The crew behind the camera for The Black Klansman was rather inept. The film was written by Arthur Names, who also wrote Snakes: The Armored Warriors and Girl in Gold Boots (featured on Mystery Science Theater 3000). Ted Mikels, the director of the film, went on to direct the first two features in The Corpse Grinders series and four features in The Astro Zombies series, along with The Doll Squad (which I saw in a special screening at the Castro Theater in San Francisco for a special mocking session from the Mystery Science Theater 3000 crew.) We are talking some horrible filmmakers here.

Back to the film. It’s certainly true to their exploitation roots. A black jazz musician in Los Angeles, Jerry,  learns that Klansmen in Turnerville, Alabama, firebombed a church, killing the man’s young daughter. He returns to Turnerville disguised as a white man and infiltrates the Klan to learn who killed his daughter and to seek revenge. (It should be noted that the disguise Jerry uses, a white man toupee to cover his ‘fro, is the lamest disguise since Clark Kent’s glasses.)

As an exploitation film of its time, it doesn’t miss any chances to show a couples in bed (mixed race couples!) and cleavage. There are fights (not well choreographed) and there is violence. But the film is “on the right side of history,” saying the Klan and segregation are bad. It even ends with an inspirational quote from John F. Kennedy urging us all to learn to get along.

But for the purposes of this blog, we’ll need to look at the one church in this film and the two clergymen.
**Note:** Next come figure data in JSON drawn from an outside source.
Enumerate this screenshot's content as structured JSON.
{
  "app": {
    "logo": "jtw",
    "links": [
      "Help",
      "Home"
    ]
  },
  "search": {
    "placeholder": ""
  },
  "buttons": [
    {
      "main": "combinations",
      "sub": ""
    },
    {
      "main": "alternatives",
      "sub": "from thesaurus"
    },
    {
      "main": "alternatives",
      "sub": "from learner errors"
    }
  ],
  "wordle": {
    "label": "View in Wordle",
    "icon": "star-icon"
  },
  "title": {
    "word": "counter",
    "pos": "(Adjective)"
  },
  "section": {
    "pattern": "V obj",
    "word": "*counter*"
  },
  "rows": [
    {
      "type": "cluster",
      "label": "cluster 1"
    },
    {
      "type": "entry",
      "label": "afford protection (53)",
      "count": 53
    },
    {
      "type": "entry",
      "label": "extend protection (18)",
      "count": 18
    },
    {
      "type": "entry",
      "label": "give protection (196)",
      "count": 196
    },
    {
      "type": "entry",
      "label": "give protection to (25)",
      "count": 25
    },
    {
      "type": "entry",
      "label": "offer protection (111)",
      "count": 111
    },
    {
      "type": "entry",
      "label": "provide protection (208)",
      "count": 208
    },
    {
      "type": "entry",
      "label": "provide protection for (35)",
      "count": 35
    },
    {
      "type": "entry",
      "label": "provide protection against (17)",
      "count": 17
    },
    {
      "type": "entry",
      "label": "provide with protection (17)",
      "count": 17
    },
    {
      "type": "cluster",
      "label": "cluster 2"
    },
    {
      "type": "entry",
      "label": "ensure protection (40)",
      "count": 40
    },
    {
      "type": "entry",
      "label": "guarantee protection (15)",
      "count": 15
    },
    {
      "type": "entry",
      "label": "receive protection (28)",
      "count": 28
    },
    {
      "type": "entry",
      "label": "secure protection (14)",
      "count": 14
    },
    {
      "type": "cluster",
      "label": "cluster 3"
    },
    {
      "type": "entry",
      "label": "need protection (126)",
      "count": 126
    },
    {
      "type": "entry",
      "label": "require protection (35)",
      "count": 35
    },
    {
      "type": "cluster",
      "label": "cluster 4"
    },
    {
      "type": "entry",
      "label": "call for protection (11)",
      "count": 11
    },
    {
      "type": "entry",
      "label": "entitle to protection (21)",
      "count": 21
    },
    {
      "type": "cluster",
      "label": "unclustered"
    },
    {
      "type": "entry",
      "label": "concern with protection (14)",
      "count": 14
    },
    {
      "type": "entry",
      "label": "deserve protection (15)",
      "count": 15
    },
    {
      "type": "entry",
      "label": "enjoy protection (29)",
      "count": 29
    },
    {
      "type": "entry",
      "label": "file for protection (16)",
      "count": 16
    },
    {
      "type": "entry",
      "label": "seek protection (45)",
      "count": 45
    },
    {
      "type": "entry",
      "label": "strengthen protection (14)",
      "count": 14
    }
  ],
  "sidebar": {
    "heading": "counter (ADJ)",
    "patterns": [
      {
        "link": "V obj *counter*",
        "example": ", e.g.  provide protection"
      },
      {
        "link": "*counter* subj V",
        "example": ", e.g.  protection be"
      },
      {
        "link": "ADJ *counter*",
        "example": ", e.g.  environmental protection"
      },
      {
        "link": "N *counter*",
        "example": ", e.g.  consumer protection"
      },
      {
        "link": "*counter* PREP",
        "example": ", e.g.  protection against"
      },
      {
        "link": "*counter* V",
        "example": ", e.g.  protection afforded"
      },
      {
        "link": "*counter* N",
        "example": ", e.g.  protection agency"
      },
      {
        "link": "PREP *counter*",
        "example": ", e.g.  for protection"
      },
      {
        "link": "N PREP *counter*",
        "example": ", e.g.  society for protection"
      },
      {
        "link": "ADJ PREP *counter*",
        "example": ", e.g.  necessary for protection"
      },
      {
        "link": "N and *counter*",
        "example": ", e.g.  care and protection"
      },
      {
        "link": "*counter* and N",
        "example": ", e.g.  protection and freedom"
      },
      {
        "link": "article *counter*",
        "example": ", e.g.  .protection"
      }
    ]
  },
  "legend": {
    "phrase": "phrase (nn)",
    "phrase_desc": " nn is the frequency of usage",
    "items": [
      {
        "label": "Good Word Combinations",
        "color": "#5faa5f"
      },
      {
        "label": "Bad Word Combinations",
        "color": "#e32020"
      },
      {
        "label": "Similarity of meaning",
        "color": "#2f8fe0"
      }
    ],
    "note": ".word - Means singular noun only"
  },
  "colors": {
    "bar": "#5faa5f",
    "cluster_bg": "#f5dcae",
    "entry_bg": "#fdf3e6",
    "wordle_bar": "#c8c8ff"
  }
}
The church in the film, the one that is firebombed, is St. Peter’s MIssionary Baptist Church. We do see a good crowd at the Wednesday night prayer meeting. Everyone there sings heartily “What a Friend We Have in Jesus.”  Before the bombing, we hear part of the pastor’s sermon, “We are lost sheep in the eyes of our Lord Jesus Christ. Let us rise and dedicate ourselves to His way. For Hs is the way of everlasting peace.” It was all very orthodox and not what you’d expect from a filmmaker responsible for 1964’s Dr. Sex.

After the firebombing of his church, the Reverend is impressive as he discourages violence, “More bloodshed is not the answer. Let us return to the church and rebuild. The Lord will show a way.” But he does work for justice, badgering the sheriff and the mayor to investigate the killings of blacks by the Klan. By the film’s end, he has successfully convinced Turnerville’s mayor to work for the good of all citizens, black and white.

White actor playing, Jerry, a black playing a white
There is one other “clergyman” in the film, and he’s not as inspirational. Jenkins is the “Kludd” or chaplain for the local chapter of the Klan. It is his job to “say the prayers that will keep people in line and fire them up.” We learn later that he certainly wouldn’t have been one of the men that threw the firebomb: “it’s against his religion,” we’re told. He only prepared the firebomb for someone else to throw.

Not surprisingly, the Klan has wretched theology, “If God had wanted us to eat, sleep, go to school and go to church with N#U($*s, He would have told us about it in the Bible.” (May I recommend Galatians 3:28?) And if they integrate, “May the Lord strike us dead!” (There are far better reasons for the Lord to strike some Klan members dead.)

And, of course, there are the cross burnings. This piece of symbolism has always baffled me, especially for Klan members who call themselves Christians (which sadly is a majority since they seem to have no idea what it is to be a follower of Jesus Christ). Why do they make a ritual of destroying the primary symbol of the Christian faith? The Kludd says it’s “an emblem of devotion to principles, to serve and sacrifice for life.” Which still makes no sense to me. I think they just like to watch stuff burn.

So we’re giving St. Peter’s and its pastor our highest rating of four steeples and the Kludd of the Klan our lowest rating of one steeple. (Sometimes I wish we had a way of giving out negative steeples.)

(If you should be interested in watching this film, which can be enjoyed best as a historical curiosity, on Amazon it’s free for Prime members and can also be found at Youtube.)